Humans eventually developed the theory of the afterlife, and this can be seen especially in the Gravettians, who are some of the earliest known people to have practiced burials of the dead, often coloring them with red ochre and placing them in the fetal position, ready for a rebirth. One theory (of many) of how this concept was conceived is dreams: after death, a loved one appeared to be sleeping, and the people knew that when they slept, they dreamed. But to them, this dream world was not an imaginary place, but a real one, and upon death you left your body and stayed there. The God of the Hunt also became the God of Death and Rebirth. We can see that in Woden, Cernunnos, and Osiris.

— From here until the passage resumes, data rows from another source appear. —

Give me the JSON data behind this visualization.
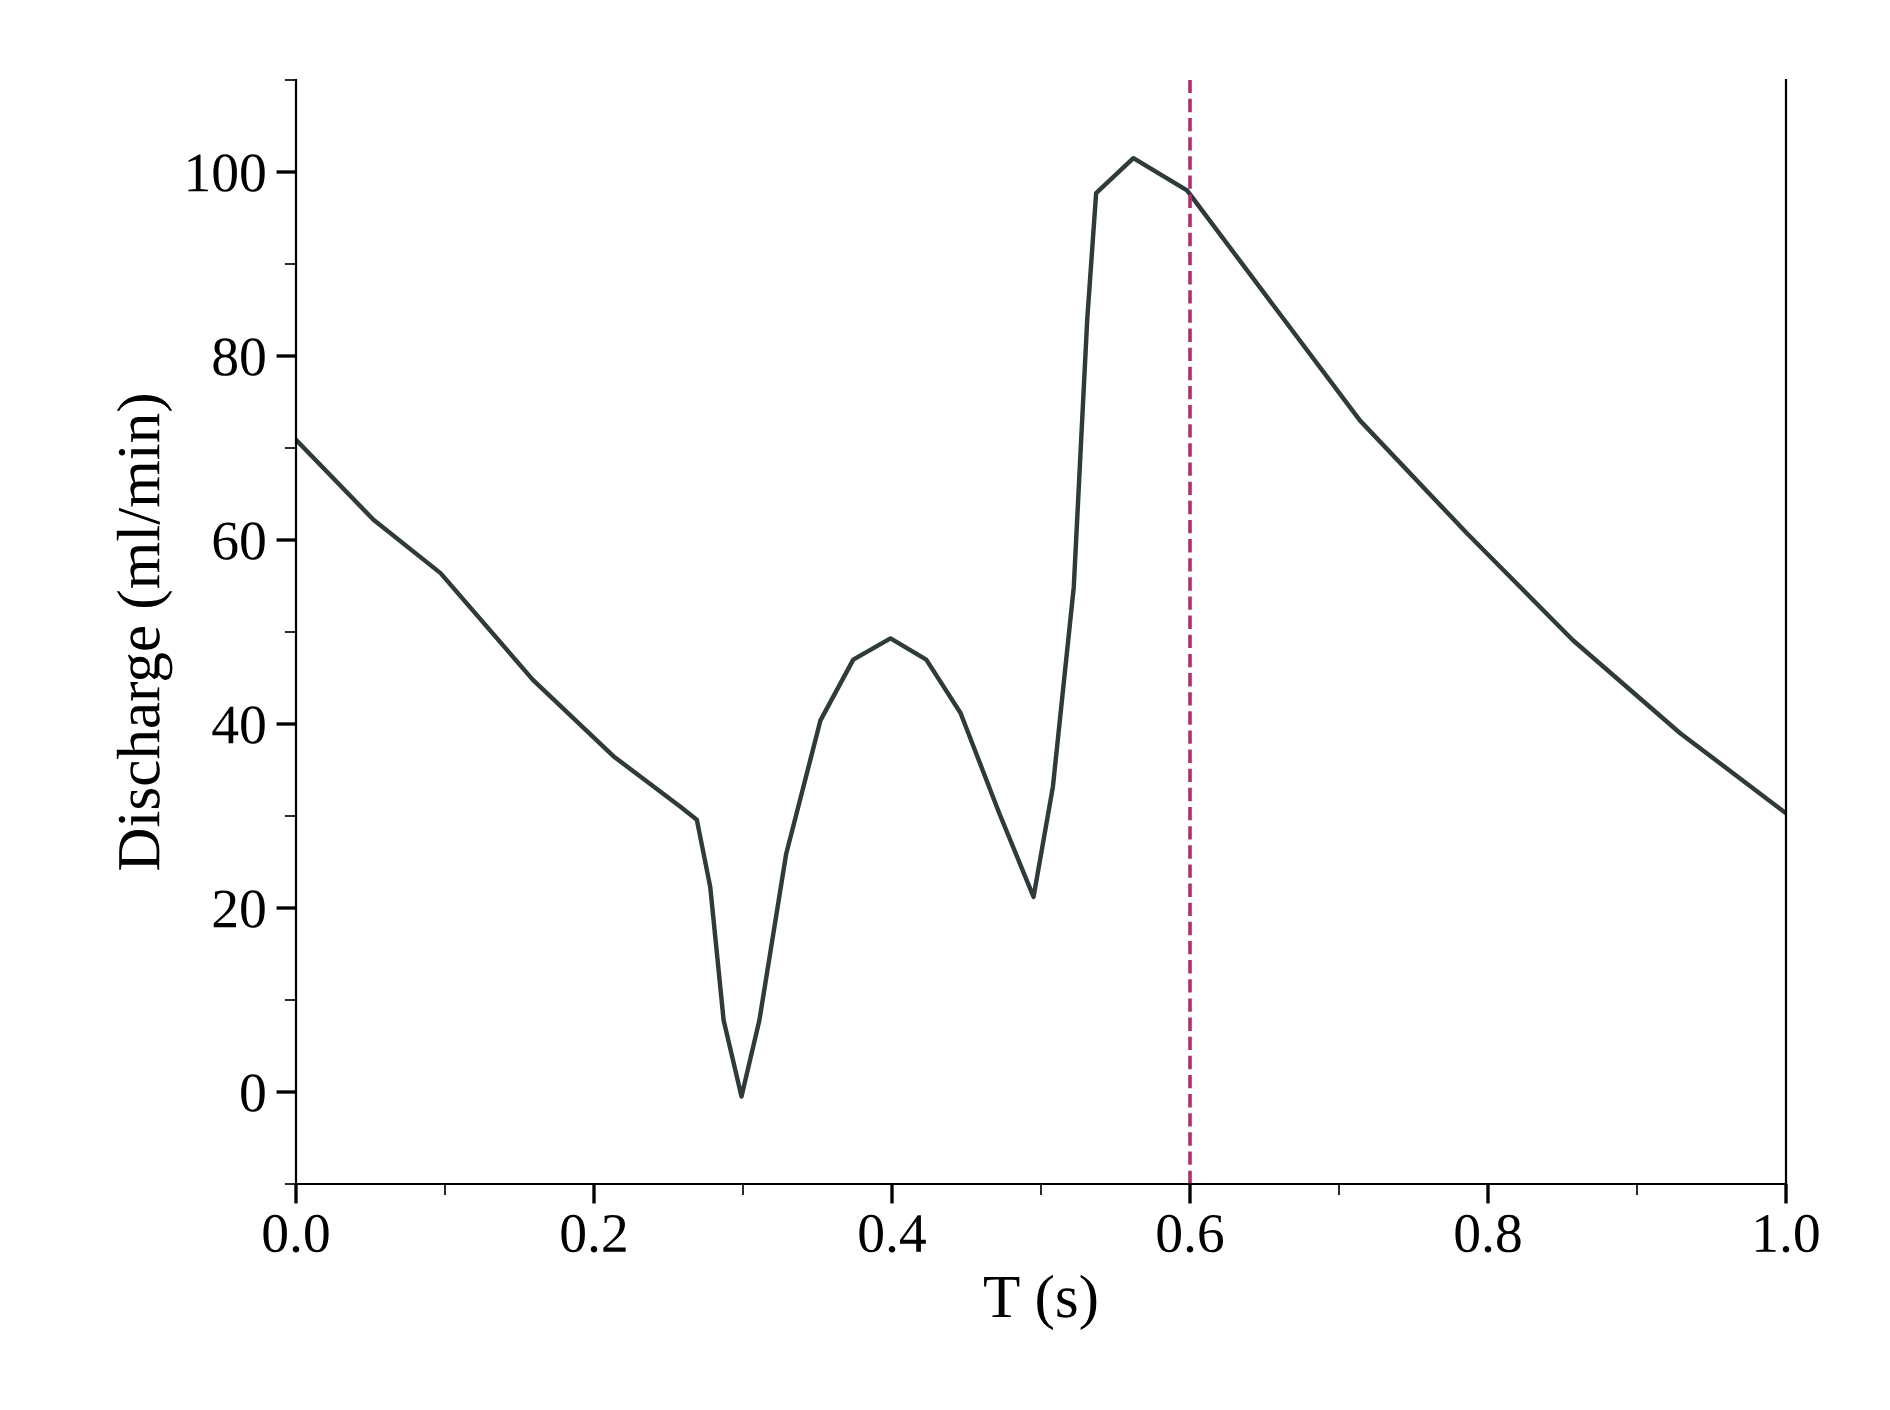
{
  "chart_data": {
    "type": "line",
    "xlabel": "T (s)",
    "ylabel": "Discharge (ml/min)",
    "xlim": [
      0,
      1.0
    ],
    "ylim": [
      -10,
      110
    ],
    "xticks": [
      {
        "value": 0,
        "label": "0.0"
      },
      0.2,
      0.4,
      0.6,
      0.8,
      {
        "value": 1.0,
        "label": "1.0"
      }
    ],
    "yticks": [
      0,
      20,
      40,
      60,
      80,
      100
    ],
    "grid": false,
    "legend": false,
    "ref_lines": [
      {
        "axis": "x",
        "value": 0.6,
        "color": "#b0306e",
        "line_style": "dashed"
      }
    ],
    "series": [
      {
        "color": "#2f3a3a",
        "x": [
          0,
          0.052,
          0.097,
          0.159,
          0.213,
          0.258,
          0.269,
          0.278,
          0.287,
          0.299,
          0.311,
          0.329,
          0.352,
          0.374,
          0.399,
          0.423,
          0.446,
          0.472,
          0.495,
          0.508,
          0.522,
          0.531,
          0.537,
          0.562,
          0.598,
          0.643,
          0.714,
          0.786,
          0.857,
          0.929,
          1.0
        ],
        "values": [
          70.9,
          62.2,
          56.4,
          44.8,
          36.5,
          31.0,
          29.6,
          22.3,
          7.8,
          -0.5,
          7.8,
          25.9,
          40.4,
          47.0,
          49.3,
          47.0,
          41.2,
          30.3,
          21.2,
          33.2,
          54.9,
          83.9,
          97.7,
          101.5,
          98.0,
          88.3,
          73.0,
          60.7,
          49.1,
          39.0,
          30.3
        ]
      }
    ]
  }
}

As these early religions developed, they became more complex, and hierarchies of the spirits formed. The God of Hunting and the Mother Goddess usually took a place at the top, but as societies become more autocratic, the ‘head’ god often became a god of sovereignty and nobility, such as Odin or Jupiter, and the God of the Hunt remained in the wild. The Mother Goddess, however, maintained her status, from Frigga to Juno. As civilizations spread and changed and advanced, the roles of the Gods became ever more complex, and they were no longer simply the God of the Hunt or the Mother Goddess, but like humans, took up many facets. Thunor is a God of Protection and of the Harvest. Woden is a God of Death, Wisdom, War, Poetry, and much more.

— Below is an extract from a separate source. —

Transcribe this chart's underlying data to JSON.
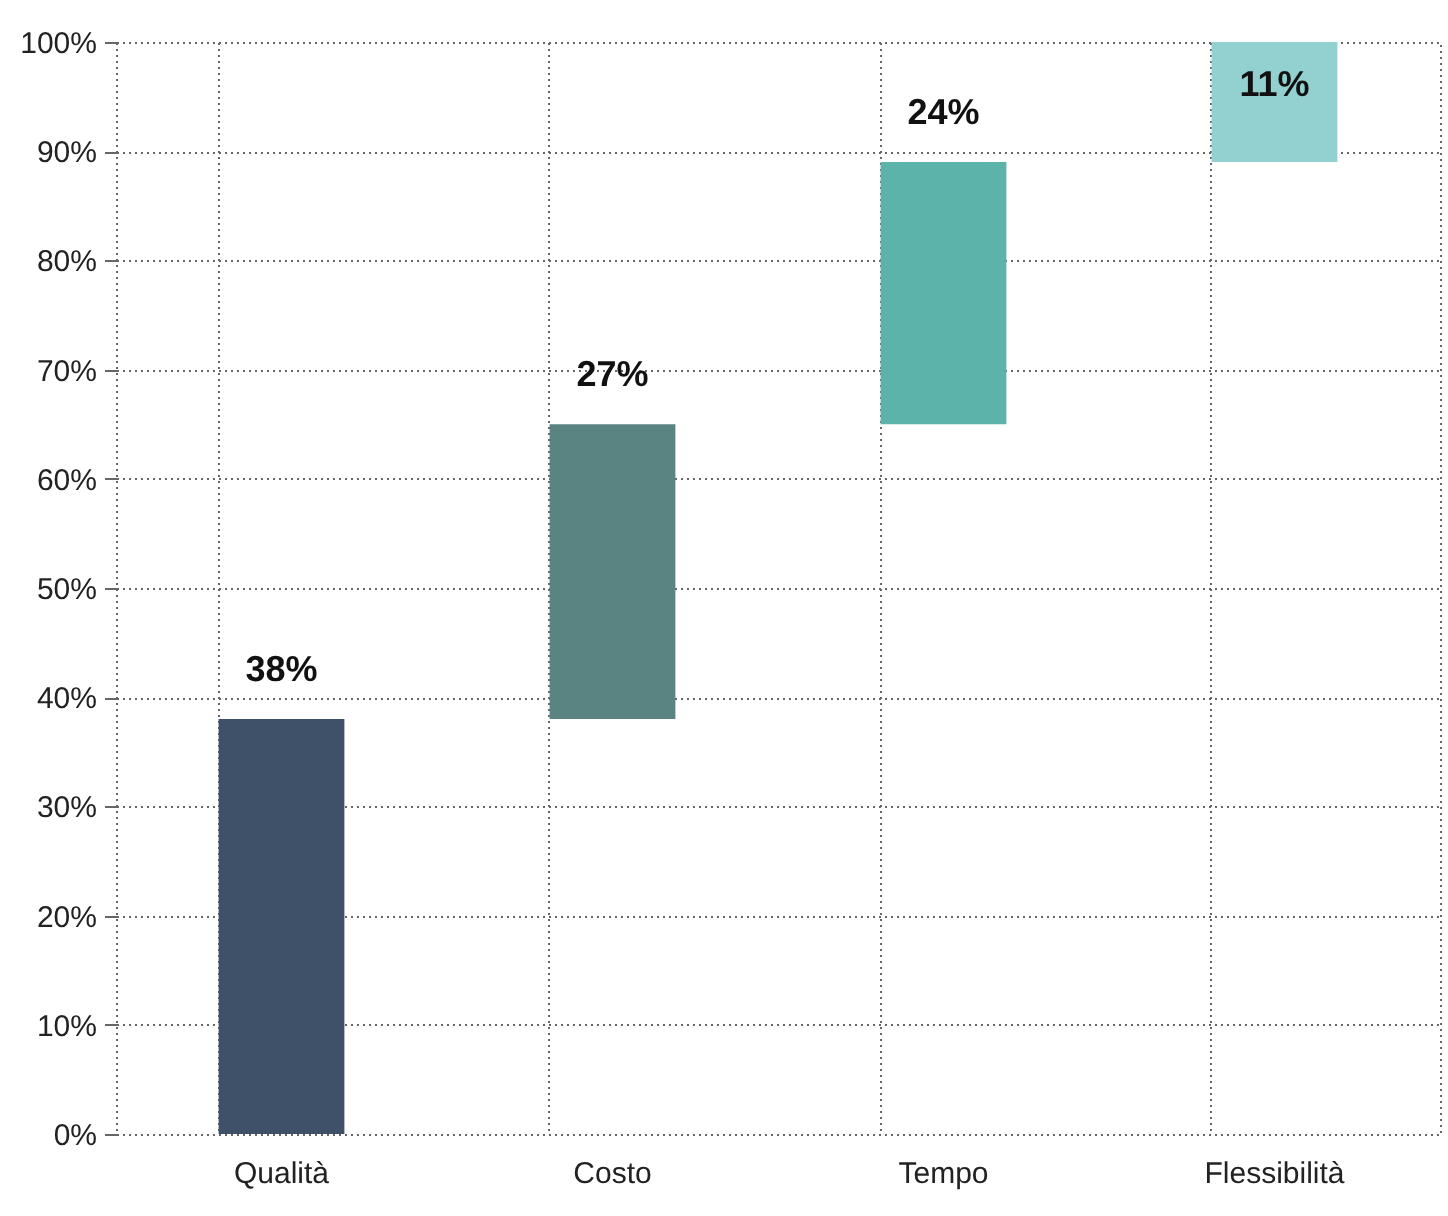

At the lower end of the hierarchy the spirits of the land were seen on a more personal level. Essentially still animism, these spirits were known as Elves, Alfar, Dryads, Nymphs, Fae, and many other names. Although not necessarily elevated to what we might consider a ‘God’, these spirits were still divine. This idea that all things are divine, from the higher Gods to the common Spirits, is still a tenet of Wicca today.

The complexity of the spirit world meant that there would be those who could understand it better, and these people became priests of the divine Nature, known variably as shamans, medicine men, druids, etc. In Saxon times, they were known as the wicce (female) and wicca (male). We believe that we are priests of nature, and so we are known today as the (now gender-neutral) Wicca, or Witches in modern English (as opposed to Old English). The ability to take herbs and transfer their divine qualities to another, or the ability to commune with the spirits of the land, were defining features of this priesthood. These defining features, however, would be turned against them as Christianity became dominate and swept across Europe, and the witch trials began.